Authentication and authorization

This topic tells you how to authenticate and authorize the Artifact Metadata Repository (AMR).

Overview

The following are included in authentication and authorization:

• High-level design
• Kubernetes service account automatic configuration
• User-defined kubernetes service account configuration
• Cloudevent user-defined service account
• Configuring AMR Observer with the CloudEvent Handler service account access token

High-level design

The Artifact Metadata Repository (AMR) deploys the following Kubernetes services which expose http endpoints:

• Cloudevent-handler
• GraphQL

Both Cloudevent-handler and GraphQL are in the same cluster. In a multicluster Tanzu Application Platform deployment, they’re in the view cluster and the clients can be from any cluster. This topic shows the client in the build cluster in our examples.
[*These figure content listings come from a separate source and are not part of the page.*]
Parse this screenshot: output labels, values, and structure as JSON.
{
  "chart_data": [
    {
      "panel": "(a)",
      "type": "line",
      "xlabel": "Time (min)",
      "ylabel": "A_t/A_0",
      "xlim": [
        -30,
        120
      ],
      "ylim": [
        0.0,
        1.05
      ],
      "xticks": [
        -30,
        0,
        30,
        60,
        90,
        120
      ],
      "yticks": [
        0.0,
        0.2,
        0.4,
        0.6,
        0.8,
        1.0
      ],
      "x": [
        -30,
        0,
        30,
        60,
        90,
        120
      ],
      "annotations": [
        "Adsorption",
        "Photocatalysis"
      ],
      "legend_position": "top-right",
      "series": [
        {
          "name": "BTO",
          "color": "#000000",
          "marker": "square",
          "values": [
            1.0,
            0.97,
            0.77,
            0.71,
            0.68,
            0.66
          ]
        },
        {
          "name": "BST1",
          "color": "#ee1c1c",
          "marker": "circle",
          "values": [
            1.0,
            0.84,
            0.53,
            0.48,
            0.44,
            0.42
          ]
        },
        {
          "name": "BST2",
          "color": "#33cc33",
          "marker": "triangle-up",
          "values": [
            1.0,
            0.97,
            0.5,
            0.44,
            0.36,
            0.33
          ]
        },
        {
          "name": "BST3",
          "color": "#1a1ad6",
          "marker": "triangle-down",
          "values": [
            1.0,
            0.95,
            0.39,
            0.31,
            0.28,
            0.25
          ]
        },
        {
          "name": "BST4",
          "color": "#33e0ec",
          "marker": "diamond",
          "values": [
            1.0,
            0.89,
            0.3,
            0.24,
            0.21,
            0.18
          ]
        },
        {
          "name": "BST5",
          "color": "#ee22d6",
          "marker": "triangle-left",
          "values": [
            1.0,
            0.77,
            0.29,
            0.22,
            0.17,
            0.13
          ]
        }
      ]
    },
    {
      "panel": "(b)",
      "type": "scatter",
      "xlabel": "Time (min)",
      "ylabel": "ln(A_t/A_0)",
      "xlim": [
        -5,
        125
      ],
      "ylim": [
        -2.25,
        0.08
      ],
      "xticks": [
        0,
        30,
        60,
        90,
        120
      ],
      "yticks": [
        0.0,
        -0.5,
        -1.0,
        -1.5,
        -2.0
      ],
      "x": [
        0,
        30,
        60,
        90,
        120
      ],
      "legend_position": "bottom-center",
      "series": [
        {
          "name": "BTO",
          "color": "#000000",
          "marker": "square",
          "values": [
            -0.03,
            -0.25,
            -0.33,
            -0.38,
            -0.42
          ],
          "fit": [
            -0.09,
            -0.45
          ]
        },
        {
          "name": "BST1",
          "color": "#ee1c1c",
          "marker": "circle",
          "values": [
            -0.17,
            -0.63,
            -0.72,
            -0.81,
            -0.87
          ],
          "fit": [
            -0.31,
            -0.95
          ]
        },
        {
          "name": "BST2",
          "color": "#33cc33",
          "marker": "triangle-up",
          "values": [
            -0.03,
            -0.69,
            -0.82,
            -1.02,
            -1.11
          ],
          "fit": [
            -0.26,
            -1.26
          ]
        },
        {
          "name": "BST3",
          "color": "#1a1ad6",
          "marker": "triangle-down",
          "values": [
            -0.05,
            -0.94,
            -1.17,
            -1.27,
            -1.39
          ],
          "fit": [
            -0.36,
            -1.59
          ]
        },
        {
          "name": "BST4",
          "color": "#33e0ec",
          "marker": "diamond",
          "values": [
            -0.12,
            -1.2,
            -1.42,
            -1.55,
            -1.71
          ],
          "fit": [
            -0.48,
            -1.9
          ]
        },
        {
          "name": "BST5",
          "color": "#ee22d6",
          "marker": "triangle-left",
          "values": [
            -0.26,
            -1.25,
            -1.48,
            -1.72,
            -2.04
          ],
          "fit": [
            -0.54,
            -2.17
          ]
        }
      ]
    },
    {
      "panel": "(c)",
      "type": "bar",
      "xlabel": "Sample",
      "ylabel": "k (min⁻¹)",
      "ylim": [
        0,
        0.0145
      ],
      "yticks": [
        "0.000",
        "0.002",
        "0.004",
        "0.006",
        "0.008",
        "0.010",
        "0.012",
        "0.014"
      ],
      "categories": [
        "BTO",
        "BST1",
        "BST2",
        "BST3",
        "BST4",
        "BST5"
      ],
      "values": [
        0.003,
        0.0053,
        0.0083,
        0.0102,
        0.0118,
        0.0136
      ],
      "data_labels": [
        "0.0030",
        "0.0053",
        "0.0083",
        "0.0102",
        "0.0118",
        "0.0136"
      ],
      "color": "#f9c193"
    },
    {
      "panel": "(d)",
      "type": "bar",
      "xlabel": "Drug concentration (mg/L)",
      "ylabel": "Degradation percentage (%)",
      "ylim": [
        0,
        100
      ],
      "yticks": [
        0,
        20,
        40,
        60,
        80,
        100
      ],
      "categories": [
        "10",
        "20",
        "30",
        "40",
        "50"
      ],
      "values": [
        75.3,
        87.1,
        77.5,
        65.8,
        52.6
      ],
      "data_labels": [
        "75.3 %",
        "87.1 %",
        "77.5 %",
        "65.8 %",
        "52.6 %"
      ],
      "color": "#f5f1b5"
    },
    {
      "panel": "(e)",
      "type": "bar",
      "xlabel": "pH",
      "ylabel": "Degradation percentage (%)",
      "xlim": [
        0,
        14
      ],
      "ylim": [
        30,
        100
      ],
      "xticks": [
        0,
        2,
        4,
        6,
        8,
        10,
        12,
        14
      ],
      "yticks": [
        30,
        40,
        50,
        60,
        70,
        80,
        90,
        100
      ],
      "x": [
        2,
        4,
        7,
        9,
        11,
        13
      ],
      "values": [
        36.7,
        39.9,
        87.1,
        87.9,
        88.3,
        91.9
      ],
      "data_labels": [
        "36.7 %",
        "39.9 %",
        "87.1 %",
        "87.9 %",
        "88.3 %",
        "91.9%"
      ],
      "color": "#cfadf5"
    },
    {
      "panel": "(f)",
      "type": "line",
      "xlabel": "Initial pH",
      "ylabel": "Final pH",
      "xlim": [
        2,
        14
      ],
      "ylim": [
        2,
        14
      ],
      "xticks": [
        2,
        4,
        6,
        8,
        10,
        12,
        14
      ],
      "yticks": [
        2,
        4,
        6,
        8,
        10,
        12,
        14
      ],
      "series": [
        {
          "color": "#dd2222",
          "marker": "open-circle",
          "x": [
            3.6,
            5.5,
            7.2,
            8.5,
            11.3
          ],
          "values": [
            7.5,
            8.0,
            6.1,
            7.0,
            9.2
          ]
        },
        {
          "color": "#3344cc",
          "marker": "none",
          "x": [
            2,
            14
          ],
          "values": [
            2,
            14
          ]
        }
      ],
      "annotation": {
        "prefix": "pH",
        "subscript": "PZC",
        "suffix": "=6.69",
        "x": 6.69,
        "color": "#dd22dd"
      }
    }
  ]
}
The client sends requests to either service depending on their current task. The cloudevent-handler ingests events from the client and stores it in a database. The GraphQL server answers queries from the client and returns data from the database. Other than those points, the two are treated the same in this design. They both use the same authentication and authorization solution. This topic simplifies the explanation by only showing the cloudevent-handler.

Kubernetes RBAC

The server implements support for authentication using Kubernetes RBAC. This includes requiring the client to send a token from a Kubernetes service account token bound to a Kubernetes role.

1. The administrator creates a service account, role/clusterrole, and role binding in the cluster where the cloudevent-handler is deployed in the View cluster. The role declares what permissions the client has:

   • For the AMR Observer the supported permissions are update, resource *, group cloudevents.amr.apps.tanzu.vmware.com. No resourceNames are supported. That translates to “write for all resources” for the CloudEvents API.
   • For GraphQL service the supported permissions are get, resource * and group graphql.amr.apps.tanzu.vmware.com. No resourceNames are supported. That translates to “read all” from the GraphQL API.
2. The administrator copies the service account token and puts it in the client cluster where the client container can read it. For example, the client can get the token mounted as a Kubernetes secret.
3. The client sends a request to AMR, and puts the service account token in the http header Authorization: Bearer <token>.
4. The cloudevent-handler reads the token and conduct a TokenReview.
5. The cloudevent-handler does a SubjectAccessReview using the userinfo returned from TokenReview and the resource information as described in #1.
6. The SubjectAccessReview looks, according to the Kubernetes RBAC system, for any Role/ClusterRole associations by using bindings to find a match between the assigned roles to the specific service account and the requested resource information.